What if I told you that you have everything you need to enable marketing to improve your sales funnels, but that you may be missing one important part?
My experience is that most mid-sized businesses have islands of data in a variety of digital tools and platforms. And when those islands are connected they convey a powerful story.
Unfortunately getting to that story can be challenging.
For example, you may use Salesforce as the system of record for customer data, but you may have customer registration and attendance data in Goto Webinar, web analytics and visit information in Google Analytics, sales transactions in Stipe, along with other data collected from HTML forms.
What business and marketing leaders want to know is how customers transitioned through those systems and their campaigns to become a customer.
Each of these systems (substitute whichever you like) has great reporting. But the reporting is about the customer interaction in that system. For example, run a report in Salesforce to see last month’s leads or signups for a Goto Webinar meeting.
What typically happens is someone asks a question like, “where did this customer come from?” and engineering or marketing spends 2-3 weeks amassing data from these systems into a series of Excel spreadsheets. Performing what I affectionately call marketing forensics. It’s painful, but more importantly not easily repeatable.
The Challenge for B2B Marketers
If you are a business-to-business marketer you know that prospects often participate in multiple campaigns and most B2B sales cycles are measured in weeks or months.
For example, Google AdWords is a common attribution source. But a common scenario is that a prospect clicks on multiple ads during their time at the top of your sales funnel. The first click may result in a page visit and weeks or months later another visit may result from a remarketing ad. Later that prospect may go directly to your website without clicking an ad and complete a contact us form or newsletter signup. And finally, they click a link in an email drip campaign and indicate buying interest.
In most cases, the “lead” would be credited as an organic lead that signed up for a newsletter.

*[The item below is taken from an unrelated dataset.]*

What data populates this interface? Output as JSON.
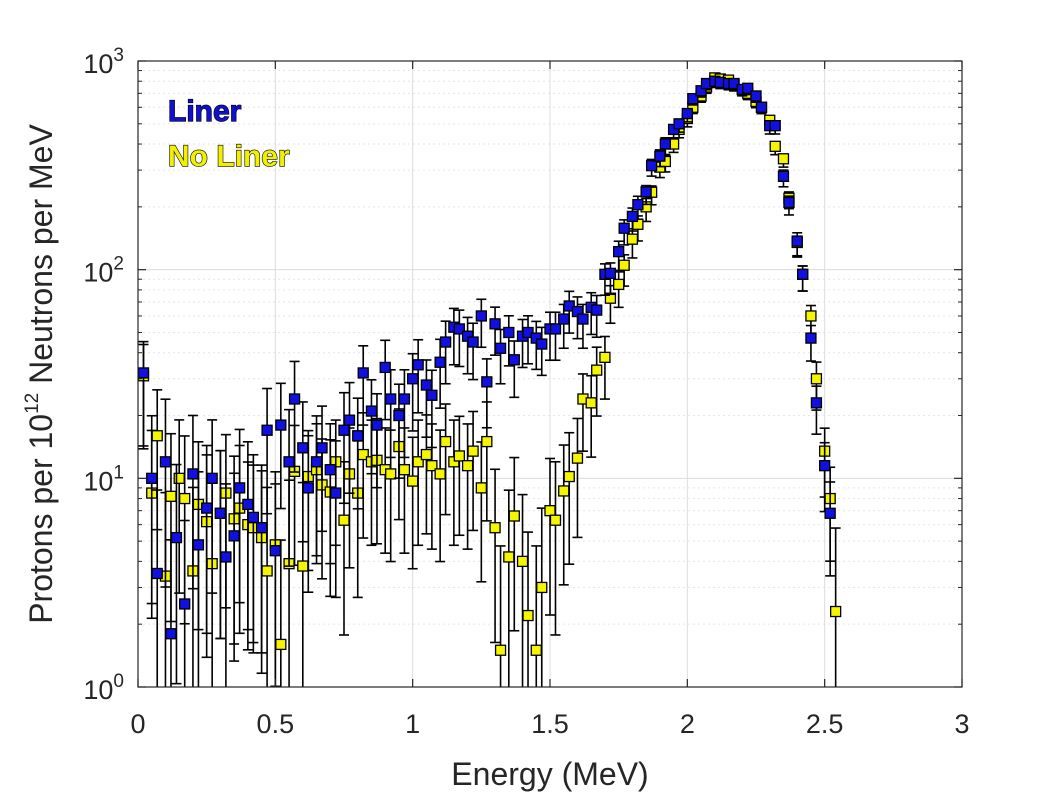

Not only is this incorrect, it disincentives the business from investing in what originated the customer: a paid search ad. It would also lead the business to perceive that organic, inbound marketing was the best investment for lead generation and that other channels were less important – even though the original customer was acquired through a Google AdWords campaign.
Savvy B2B marketers realize that they should distribute credit to multiple campaigns to provide an accurate measure of how all campaigns performed, i.e. it wasn’t a single event, but rather the cumulative effect of all the prospect’s activity.
Marketing Attribution solves this problem
A Marketing Attribution Platform enables attribution of a multiple touch points as a prospect moves through your marketing funnel. More importantly, instead of manually performing the “marketing forensics” work, a Marketing Attribution Platform does this for you.
A Marketing Attribution Platform enables you to see and report on customer and account activity across the various customer touch points. It lets you know what, where and how a visitor converts into a lead.
Marketers can then create campaigns and use attribution to measure campaign influence. For example, see which campaigns generated revenue by customer or account.
Doesn’t my CRM have Attribution?
A CRM platform, such as Salesforce, may provide attribution capabilities. But they aren’t typically designed for this.
For example, take Salesforce: an Opportunity in Salesforce can only have a Primary Campaign Source:
In other words, you can set one Primary Campaign Source for each contact.
B2Bs that aren’t using a Marketing Attribution Platform will either assign the last touch or first touch as the Primary Campaign in Salesforce. But assigning a single campaign to a Salesforce contact does not measure how various marketing campaigns influence a prospect.
Running an attribution report in Salesforce won’t give you a clear picture and won’t reflect all the interaction points that influences the customer.
That’s where Marketing Attribution Platforms help. It doesn’t replace your CRM, rather it becomes another data source to report on. For example, assigning Salesforce Opportunity value to a campaign in your Marketing Attribution Platform.
In Conclusion
A Marketing Attribution Platform is a bridge that connects the islands of marketing and sales data you collect about your customers. It provides clarity into your customer data and eliminates the manual process of determining where, how, and when you found your customers. Enabling you to run your business based on fact and make the investments in the campaigns that perform best.